The poem, “Postmodern Penelope at Her Loom Pantoum” begins,
Wind & warp, weight & paddle
& the sea in a box on my windowsill.
There’s a gull on the roof—
I can hear it—
A gull with a goiter gobbling up the _______.
The voices continues with the same playfulness, to comment on modern culture and appreciate postmodernism and poke fun at it a bit. Penelope says,
Not that I’ve seen an artery nicked
except on TV. Not that I own a TV.
But, in a way, I am TV.
All stance & no (sub)stance.
And a bit further down the form broken, abandoned she declares: “this is not a pantoum. / It may only be a shroud.”

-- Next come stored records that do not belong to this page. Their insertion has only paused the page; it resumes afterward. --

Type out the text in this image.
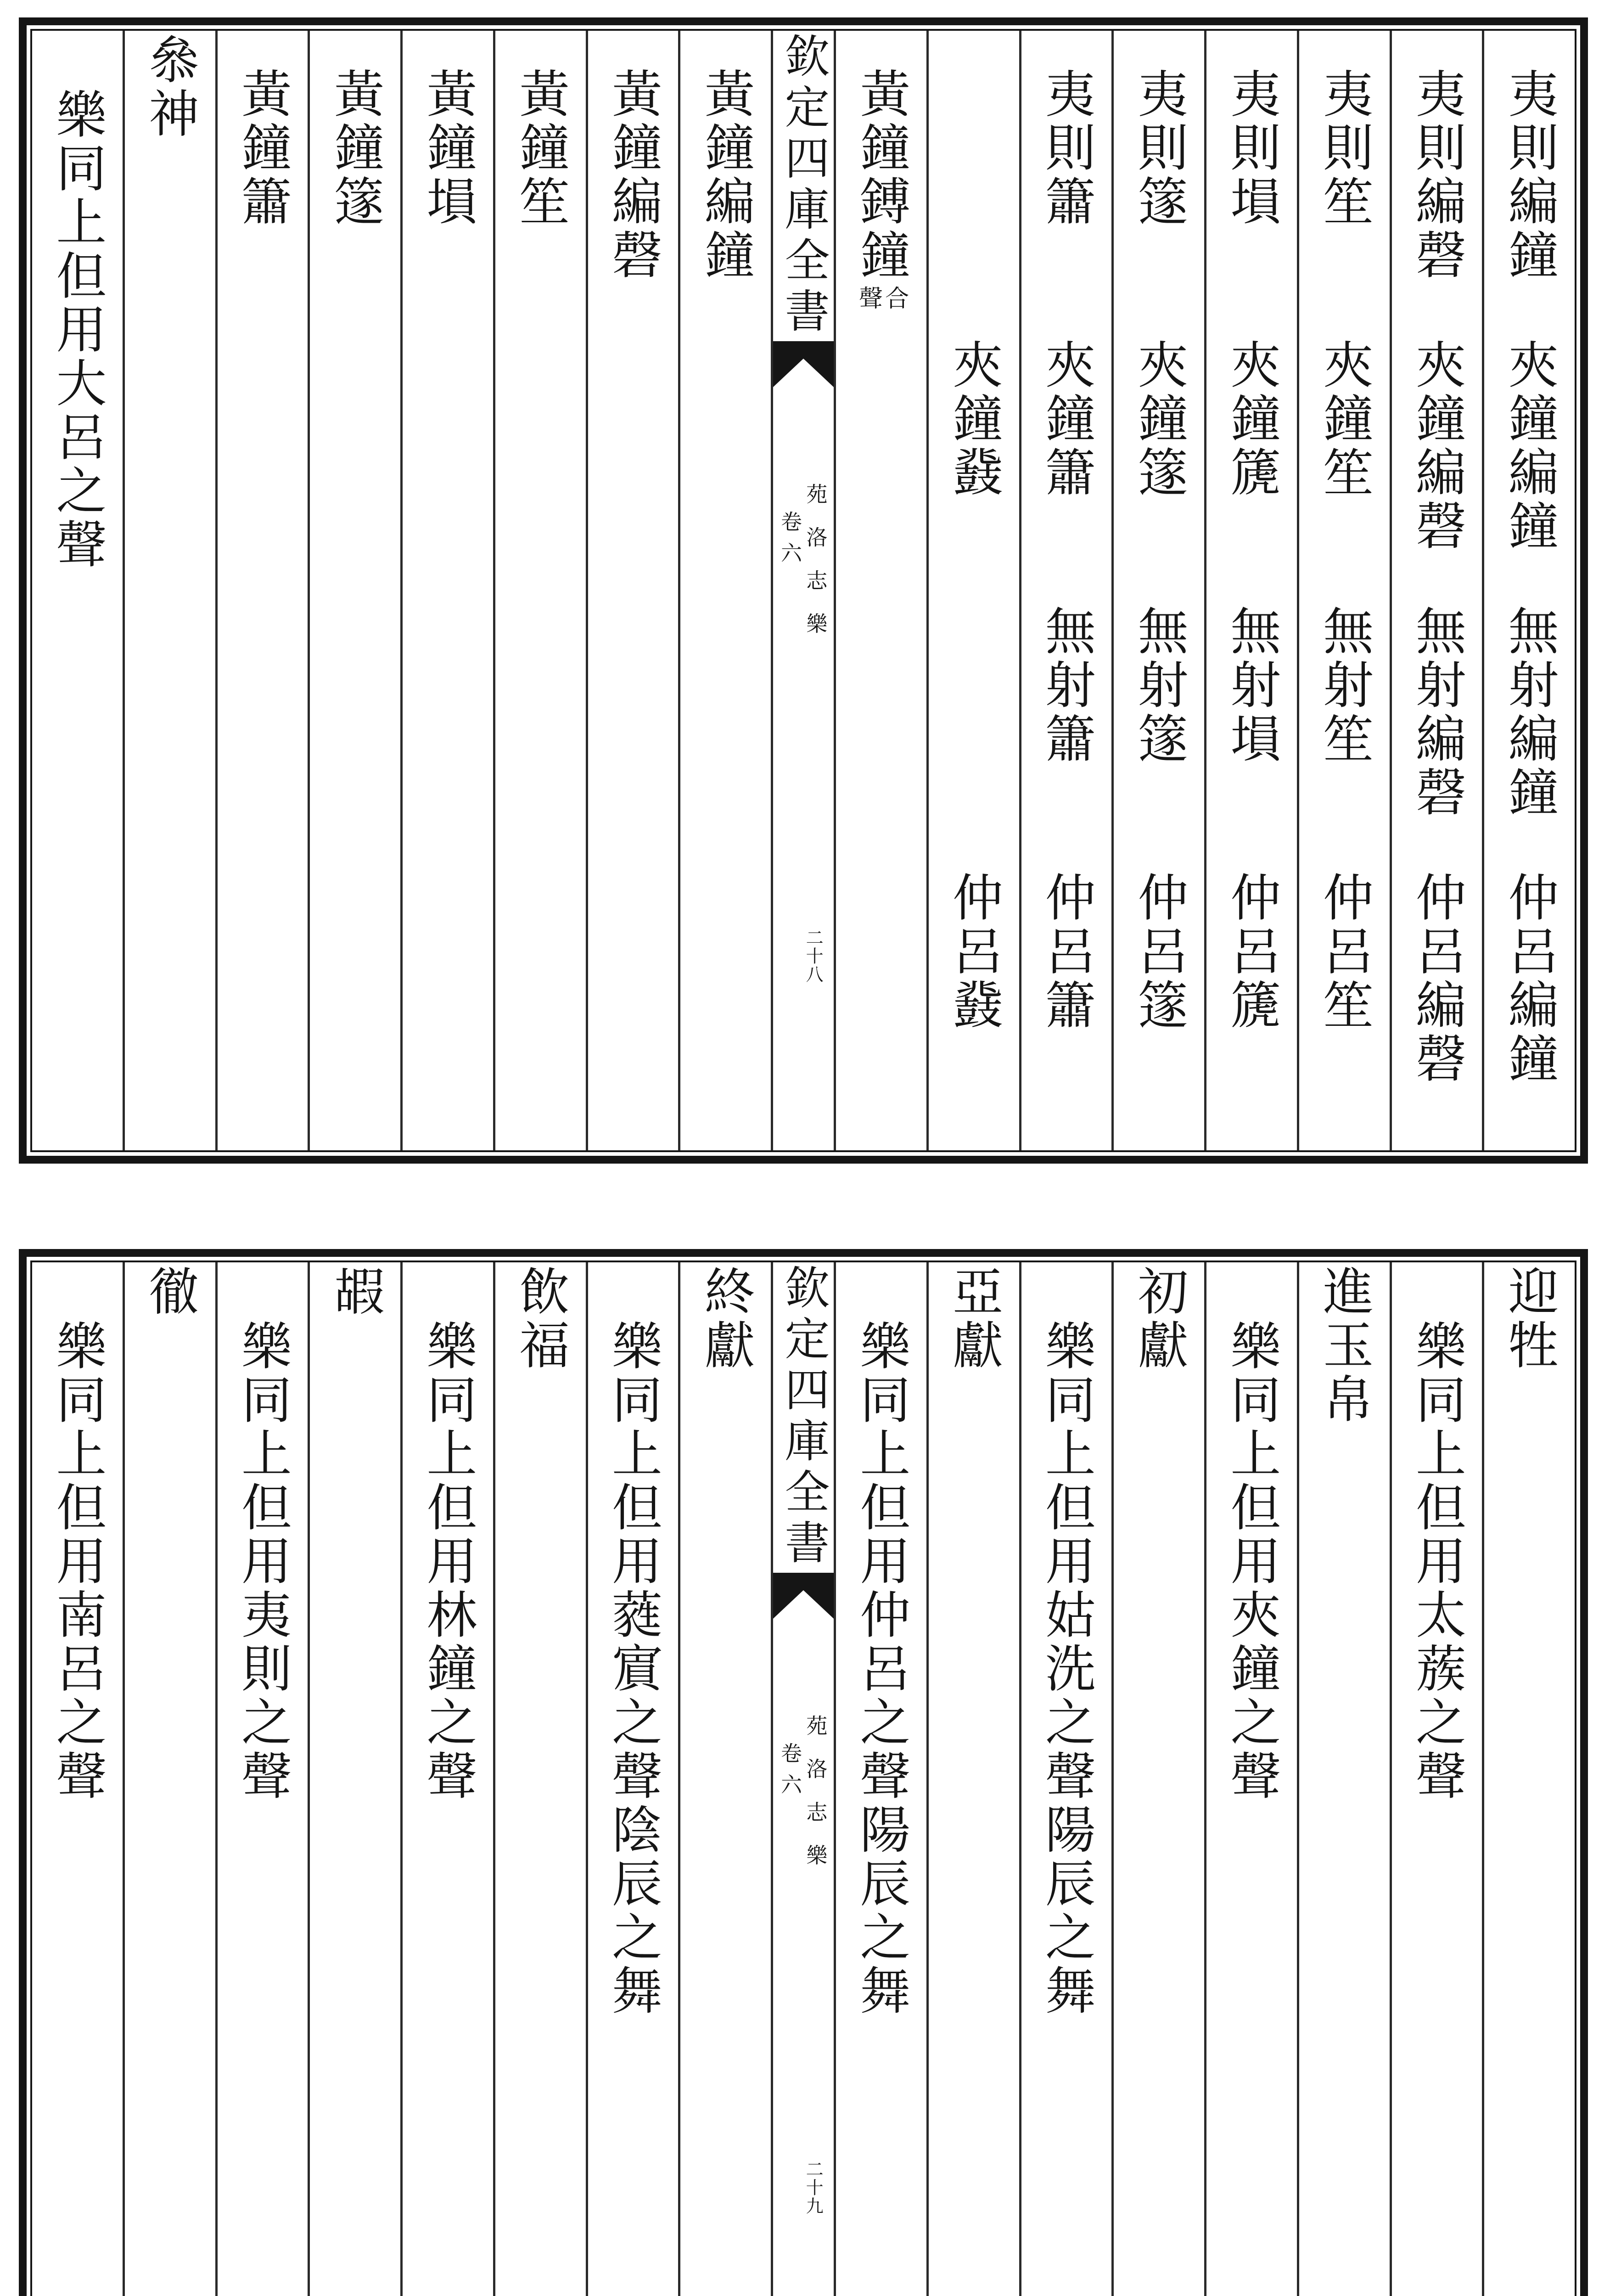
夷則編鐘
夾鐘編鐘
無射編鐘
仲呂編鐘
夷則編磬
夾鐘編磬
無射編磬
仲呂編磬
夷則笙
夾鐘笙
無射笙
仲呂笙
夷則塤
夾鐘篪
無射塤
仲呂篪
夷則篴
夾鐘篴
無射篴
仲呂篴
夷則簫
夾鐘簫
無射簫
仲呂簫
夾鐘鼗
仲呂鼗
黃鐘鎛鐘
合聲
欽定四庫全書
苑洛志樂
卷六
二十八
黃鐘編鐘
黃鐘編磬
黃鐘笙
黃鐘塤
黃鐘篴
黃鐘簫
叅神
樂同上但用大呂之聲
迎牲
樂同上但用太蔟之聲
進玉帛
樂同上但用夾鐘之聲
初獻
樂同上但用姑洗之聲陽辰之舞
亞獻
樂同上但用仲呂之聲陽辰之舞
欽定四庫全書
苑洛志樂
卷六
二十九
終獻
樂同上但用蕤賔之聲陰辰之舞
飲福
樂同上但用林鐘之聲
嘏
樂同上但用夷則之聲
徹
樂同上但用南呂之聲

Many of the poems are untitled, except for a quote. Fagan uses quotes from a broad range of sources, from Revelations to Poe. The quotations seem to work as a sort of counterpoint to the poem. Often they are a launching point for the stance or argument of the poem. This is nothing new, as poets have used epigraphs forever, but omitting the title and leaving only the epigraph makes it feel as if the reader is entering the poem after it has already begun, a sort of eavesdropping as the poet converses with the quoted text.
Postmodern feminism pervades the themes of the text and is serious and light. One poem begins with the quote from Ovid’s The Metamorphoses “What she could do, Medea did…” here it is in its entirety.
When I cut
my blade was hardly red—
so little blood was in him.
Less spill than suck,
his wound worked like a mouth,
and mouth and wound alike drank
what I fed him,
my husband’s father,
eyes fluttering like an infant’s,
until I saw in them
the sated look that women
mistake for gratitude,
and saw too, beneath my hands,
a lustrous black returning to his beard,
a pleasing heft to thigh and shoulder.
What happened next
was strictly clientele—I’d always
been, as they say, in business,
exchanging life for life.
When Jason turned
us out to wed another,
it took no art of mine to kill
our sons. I’d loved
the magic for how it loved him.
I loved the anger for how it did not.
This poem seems emblematic for the book as it spills out easily as utterance, contains the voice of Medea with her violence and rage towards her husband, toys with philosophy, image, and form. Lip is a fun book to read, full of variety and dexterity of language.